Mon Dec 4th through Sat the 9th, 2017 at Long Beach Convention Center
This work introduces a quite strikingly different approach to the problem of sequence-to-sequence modeling, by utilizing several different layers of self-attention combined with a standard attention. The work uses a variant of dot-product attention with multiple heads that can both be computed very quickly (particularly on GPU). When combined with temporal embeddings, layer norm, and several other tricks, this technique can replace the use of RNNs entirely on seq2seq models. Since this removes a serial training bottleneck, the whole system can be trained much more efficiently. Even better the system achieves state-of-the-art results on translation, and significantly improves the performance of seq2seq only parsing models.
I feel this work is a clear accept. Seq2seq is so influential that major improvements of this form will have significant impact on the field of NLP almost instantly. This work is already the talk of the community, and many people are trying to replicate these results already. While none of the underlying techniques here are strikingly novel in themselves, the combination of them and the details necessary for getting it to work as well as LSTMs is a major achievement.
As part of this review, I spent a lot of time reimplementing the work and looking through the code. Here are a couple suggestions of areas that I got tripped up on:
- There are a lot of hyperparameters in the code itself that I had to extract, might be nice to include these in the paper.
- The learning rate schedule seems to really matter. Using simple SGD works fine for LSTM, but seems to fail here
- Inference for this problem is quite different than other NMT systems, might be worth discussing a bit more.
The paper presents a new architecture for encoder/decoder models for sequence-to-sequence modeling that is solely based on (multi-layered) attention networks combined with standard Feed-Forward networks as opposed to the common scheme of using recurrent or convolutional neural networks. The paper presents two main advantages of this new architecture: (1) Reduced training time due to reduced complexity of the architecture, and (2) new State-of-the-Art result on standard WMT data sets, outperforming previous work by about 1 BLEU point.
- The paper argues well that (1) can be achieved by avoiding recurrent or convolutional layers and the complexity analysis in Table 1 strengthens the argument.

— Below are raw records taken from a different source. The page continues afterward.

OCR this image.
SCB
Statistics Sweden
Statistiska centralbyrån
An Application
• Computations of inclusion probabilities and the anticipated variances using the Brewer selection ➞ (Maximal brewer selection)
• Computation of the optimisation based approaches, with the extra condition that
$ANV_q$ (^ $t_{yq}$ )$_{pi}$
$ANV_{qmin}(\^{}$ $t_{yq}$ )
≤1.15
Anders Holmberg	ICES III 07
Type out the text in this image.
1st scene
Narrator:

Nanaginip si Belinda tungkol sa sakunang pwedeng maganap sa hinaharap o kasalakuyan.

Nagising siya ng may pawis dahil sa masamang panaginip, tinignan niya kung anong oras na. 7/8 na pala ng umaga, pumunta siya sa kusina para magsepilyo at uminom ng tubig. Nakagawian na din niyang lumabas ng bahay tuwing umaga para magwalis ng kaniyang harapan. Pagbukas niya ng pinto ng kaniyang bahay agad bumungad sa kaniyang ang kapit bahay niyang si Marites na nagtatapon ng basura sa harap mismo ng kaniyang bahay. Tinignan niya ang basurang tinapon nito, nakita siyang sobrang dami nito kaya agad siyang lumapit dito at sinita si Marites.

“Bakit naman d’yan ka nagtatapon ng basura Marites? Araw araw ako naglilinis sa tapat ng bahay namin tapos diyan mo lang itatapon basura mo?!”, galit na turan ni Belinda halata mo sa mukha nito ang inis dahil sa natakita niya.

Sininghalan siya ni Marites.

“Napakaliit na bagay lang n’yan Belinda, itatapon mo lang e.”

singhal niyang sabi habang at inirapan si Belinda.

- (2) is shown by comparing the model performance against strong baselines on two language pairs, English-German and English-French.
The main strengths of the paper are that it proposes an entirely novel architecture without recurrence or convolutions, and advances state of the art.
- While the general architecture of the model is described well and is illustrated by figures, architectural details lack mathematical definition, for example multi-head attention. Why is there a split arrow in Figure 2 right, bottom right? I assume these are the inputs for the attention layer, namely query, keys, and values. Are the same vectors used for keys and values here or different sections of them? A formal definition of this would greatly help readers understand this.
- The proposed model contains lots of hyperparameters, and the most important ones are evaluated in ablation studies in the experimental section. It would have been nice to see significance tests for the various configurations in Table 3.
- The complexity argument claims that self-attention models have a maximum path length of 1 which should help maintaining information flow between distant symbols (i.e. long-range dependencies). It would be good to see this empirically validated by evaluating performance on long sentences specifically.
- Are you using dropout on the source/target embeddings?
- Line 146: There seems to be dangling "2"
Summary: This paper presents an approach for machine translation using attention based layers. The model does not include convolution or rnns and still achieves state of the art on WMT14 English-German and English-French data sets. The model uses parallel attention layers whose outputs are concatenated and then fed to a feed forward position-wise layer.
The paper reads well and is easy to follow. The experimental setup is clear and provides enough details for replication.
The paper provides many useful hints such as scaled dot product attention which improves gradient flow.
A lot of content is presented and I hope to see a more in depth version.